The firm said the fourth quarter 2022 edition of the report is based on a survey of 10,000 retail investors drawn from 13 countries and three continents, which was conducted between 14-24 December 2022.
📣 Our latest quarterly #RetailInvestorBeat is out and there IS light at the end of the tunnel.
— eToro (@eToro) January 18, 2023
⬆️ Confidence is up
💷 People are investing more
📊 Younger investors are feeling positive about their portfolios
Get the full scoop 👇
The study, which was conducted in partnership with research company Appinio, selected respondents from the US, the UK, Germany, Australia, France, Spain and Italy. In addition, it drew respondents from Denmark, the Netherlands, Poland, Norway, the Czech Republic and Norway, eToro said.
Watch the recent FMLS22 session on trading in an era of social media.
Are Young Retail Investors More Risk Tolerant?
According to the report, a majority of young retail investors appear to be more risk tolerant as 76% of them between the ages of 18-34 report feeling positive or indifferent about the 2022 downtrend.
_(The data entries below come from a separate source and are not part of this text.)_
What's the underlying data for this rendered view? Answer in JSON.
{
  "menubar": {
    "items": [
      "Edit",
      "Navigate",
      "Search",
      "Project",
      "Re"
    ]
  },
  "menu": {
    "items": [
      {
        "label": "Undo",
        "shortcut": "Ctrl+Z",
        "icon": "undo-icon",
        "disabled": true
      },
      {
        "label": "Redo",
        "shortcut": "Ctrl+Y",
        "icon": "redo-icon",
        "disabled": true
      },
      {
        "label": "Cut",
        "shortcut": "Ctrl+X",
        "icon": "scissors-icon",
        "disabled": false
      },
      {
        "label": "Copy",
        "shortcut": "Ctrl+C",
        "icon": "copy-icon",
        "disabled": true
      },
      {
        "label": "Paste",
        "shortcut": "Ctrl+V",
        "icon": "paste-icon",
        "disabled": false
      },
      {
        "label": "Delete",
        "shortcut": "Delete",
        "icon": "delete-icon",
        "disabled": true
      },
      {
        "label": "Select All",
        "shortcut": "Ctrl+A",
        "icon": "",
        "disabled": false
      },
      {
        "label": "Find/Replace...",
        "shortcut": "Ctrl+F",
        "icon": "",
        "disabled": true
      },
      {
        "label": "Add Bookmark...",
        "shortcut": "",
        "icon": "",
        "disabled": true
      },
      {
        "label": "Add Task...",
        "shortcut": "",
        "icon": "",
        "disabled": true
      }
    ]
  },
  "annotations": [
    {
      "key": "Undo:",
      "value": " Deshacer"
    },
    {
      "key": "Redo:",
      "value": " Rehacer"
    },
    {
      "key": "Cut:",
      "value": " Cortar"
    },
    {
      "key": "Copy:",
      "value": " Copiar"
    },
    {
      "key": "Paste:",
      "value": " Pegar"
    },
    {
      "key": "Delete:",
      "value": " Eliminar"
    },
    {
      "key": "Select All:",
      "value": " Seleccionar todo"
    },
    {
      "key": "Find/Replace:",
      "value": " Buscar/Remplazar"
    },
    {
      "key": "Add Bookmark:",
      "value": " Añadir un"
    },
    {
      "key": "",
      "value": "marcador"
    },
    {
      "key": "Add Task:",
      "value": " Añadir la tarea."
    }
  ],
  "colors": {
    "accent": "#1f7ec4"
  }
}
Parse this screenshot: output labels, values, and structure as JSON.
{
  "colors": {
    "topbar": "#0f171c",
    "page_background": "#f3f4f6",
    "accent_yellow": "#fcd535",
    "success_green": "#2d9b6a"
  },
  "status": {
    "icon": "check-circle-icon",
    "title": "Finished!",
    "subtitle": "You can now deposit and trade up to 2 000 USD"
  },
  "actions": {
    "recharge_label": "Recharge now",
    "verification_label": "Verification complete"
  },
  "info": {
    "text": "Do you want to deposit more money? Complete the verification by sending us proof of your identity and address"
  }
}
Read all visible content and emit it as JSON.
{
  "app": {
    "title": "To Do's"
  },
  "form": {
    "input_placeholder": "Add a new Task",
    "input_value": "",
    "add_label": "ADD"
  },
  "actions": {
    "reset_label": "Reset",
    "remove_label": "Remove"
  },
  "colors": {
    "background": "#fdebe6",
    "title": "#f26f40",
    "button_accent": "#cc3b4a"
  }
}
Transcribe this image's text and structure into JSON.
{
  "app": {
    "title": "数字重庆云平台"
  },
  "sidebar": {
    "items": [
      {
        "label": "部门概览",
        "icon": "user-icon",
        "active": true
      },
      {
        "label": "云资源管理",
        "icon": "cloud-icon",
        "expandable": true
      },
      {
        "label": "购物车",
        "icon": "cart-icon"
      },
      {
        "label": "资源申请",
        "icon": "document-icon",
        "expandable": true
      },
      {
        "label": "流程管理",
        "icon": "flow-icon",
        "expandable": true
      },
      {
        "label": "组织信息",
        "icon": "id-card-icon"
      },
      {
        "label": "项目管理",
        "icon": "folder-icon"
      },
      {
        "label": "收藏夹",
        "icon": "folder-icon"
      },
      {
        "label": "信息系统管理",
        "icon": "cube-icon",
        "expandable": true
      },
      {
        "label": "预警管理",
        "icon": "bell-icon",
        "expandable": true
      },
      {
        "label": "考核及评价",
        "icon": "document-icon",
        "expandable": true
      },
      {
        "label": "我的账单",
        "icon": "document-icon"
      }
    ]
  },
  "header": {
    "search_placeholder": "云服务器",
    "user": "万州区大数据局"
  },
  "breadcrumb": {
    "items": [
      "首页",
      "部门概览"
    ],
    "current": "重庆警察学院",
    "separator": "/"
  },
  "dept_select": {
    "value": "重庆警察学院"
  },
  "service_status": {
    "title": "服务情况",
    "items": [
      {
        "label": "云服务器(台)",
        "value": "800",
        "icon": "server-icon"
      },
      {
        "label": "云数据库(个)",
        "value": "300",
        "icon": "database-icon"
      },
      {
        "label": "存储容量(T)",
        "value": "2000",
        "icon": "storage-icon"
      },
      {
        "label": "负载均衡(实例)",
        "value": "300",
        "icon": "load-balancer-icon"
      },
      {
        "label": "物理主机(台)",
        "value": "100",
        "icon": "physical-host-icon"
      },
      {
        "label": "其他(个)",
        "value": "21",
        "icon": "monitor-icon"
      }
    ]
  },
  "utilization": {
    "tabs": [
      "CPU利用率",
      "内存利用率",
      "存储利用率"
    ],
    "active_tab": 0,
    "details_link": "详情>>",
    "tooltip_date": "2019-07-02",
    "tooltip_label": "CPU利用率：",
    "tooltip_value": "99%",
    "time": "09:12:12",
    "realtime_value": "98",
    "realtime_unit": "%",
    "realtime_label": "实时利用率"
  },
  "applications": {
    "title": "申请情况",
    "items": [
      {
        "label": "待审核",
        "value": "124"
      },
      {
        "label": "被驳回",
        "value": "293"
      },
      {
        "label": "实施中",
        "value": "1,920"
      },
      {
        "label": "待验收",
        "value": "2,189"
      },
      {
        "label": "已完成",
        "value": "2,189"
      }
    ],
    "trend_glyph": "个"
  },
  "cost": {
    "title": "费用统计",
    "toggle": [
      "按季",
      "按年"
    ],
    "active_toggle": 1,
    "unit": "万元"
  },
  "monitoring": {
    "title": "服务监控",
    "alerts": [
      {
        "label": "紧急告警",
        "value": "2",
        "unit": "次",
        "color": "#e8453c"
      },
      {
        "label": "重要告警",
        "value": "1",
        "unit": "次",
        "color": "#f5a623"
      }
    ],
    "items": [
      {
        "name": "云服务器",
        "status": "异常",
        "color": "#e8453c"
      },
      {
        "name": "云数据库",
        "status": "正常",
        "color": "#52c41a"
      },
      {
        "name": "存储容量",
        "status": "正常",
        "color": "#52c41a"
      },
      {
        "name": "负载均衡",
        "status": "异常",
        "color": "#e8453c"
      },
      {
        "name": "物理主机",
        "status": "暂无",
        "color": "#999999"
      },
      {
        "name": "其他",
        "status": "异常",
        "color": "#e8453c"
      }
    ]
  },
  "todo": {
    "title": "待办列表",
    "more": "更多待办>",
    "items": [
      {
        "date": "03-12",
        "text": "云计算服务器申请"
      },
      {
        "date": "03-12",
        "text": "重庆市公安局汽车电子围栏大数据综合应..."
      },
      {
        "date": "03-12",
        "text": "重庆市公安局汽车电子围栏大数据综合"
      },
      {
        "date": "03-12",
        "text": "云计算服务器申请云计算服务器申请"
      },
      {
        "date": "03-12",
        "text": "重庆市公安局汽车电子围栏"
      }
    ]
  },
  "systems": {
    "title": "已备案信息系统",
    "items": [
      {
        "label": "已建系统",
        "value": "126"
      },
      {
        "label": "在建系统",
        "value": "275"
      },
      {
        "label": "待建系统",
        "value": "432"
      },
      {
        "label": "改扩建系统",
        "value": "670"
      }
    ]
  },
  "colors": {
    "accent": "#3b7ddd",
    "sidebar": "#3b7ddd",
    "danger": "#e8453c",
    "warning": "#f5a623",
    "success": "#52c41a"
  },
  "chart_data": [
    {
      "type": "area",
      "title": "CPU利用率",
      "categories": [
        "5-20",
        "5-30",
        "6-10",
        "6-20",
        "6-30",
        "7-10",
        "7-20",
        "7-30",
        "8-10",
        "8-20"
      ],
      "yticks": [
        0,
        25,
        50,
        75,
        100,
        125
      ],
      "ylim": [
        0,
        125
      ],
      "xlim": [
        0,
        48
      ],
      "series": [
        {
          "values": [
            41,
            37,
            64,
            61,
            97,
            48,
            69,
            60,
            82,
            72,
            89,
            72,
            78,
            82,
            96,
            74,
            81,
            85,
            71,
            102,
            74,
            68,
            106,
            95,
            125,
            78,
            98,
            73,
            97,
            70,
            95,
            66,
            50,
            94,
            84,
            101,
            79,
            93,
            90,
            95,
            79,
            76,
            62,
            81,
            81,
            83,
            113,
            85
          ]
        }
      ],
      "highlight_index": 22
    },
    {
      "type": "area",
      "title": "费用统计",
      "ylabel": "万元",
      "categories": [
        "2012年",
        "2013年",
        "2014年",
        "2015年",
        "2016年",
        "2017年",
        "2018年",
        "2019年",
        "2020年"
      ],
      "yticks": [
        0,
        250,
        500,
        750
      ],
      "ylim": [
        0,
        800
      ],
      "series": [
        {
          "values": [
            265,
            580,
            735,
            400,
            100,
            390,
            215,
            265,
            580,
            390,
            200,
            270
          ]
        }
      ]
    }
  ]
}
On the contrary, only 60% of older investors above 55 years old feel this way.
“2022 will have been the first major bear market for many less experienced retail investors, yet the data shows that it is older investors with shorter retirement time horizons who are feeling the strain the most,” eToro explained.
However, the report notes that since about a quarter (22%) of the investors see a global recession as the biggest risk to their investment, many are adjusting their portfolios to include more defensive assets like healthcare and utilities. As a result, cash allocation has climbed by 50%, eToro said.
“In preparation for this recession risk, many are adjusting their portfolios defensively whilst also preparing for future opportunities. The proportion holding cash assets (e.g. savings account) jumped from 46% in Q3 to 69% at the end of Q4 – a 50% increase,” eToro said.
In its quarterly report published in July last year, eToro found that while 64% of retail investors held on to their investments, about 28% bought the dip during the stock market sell off.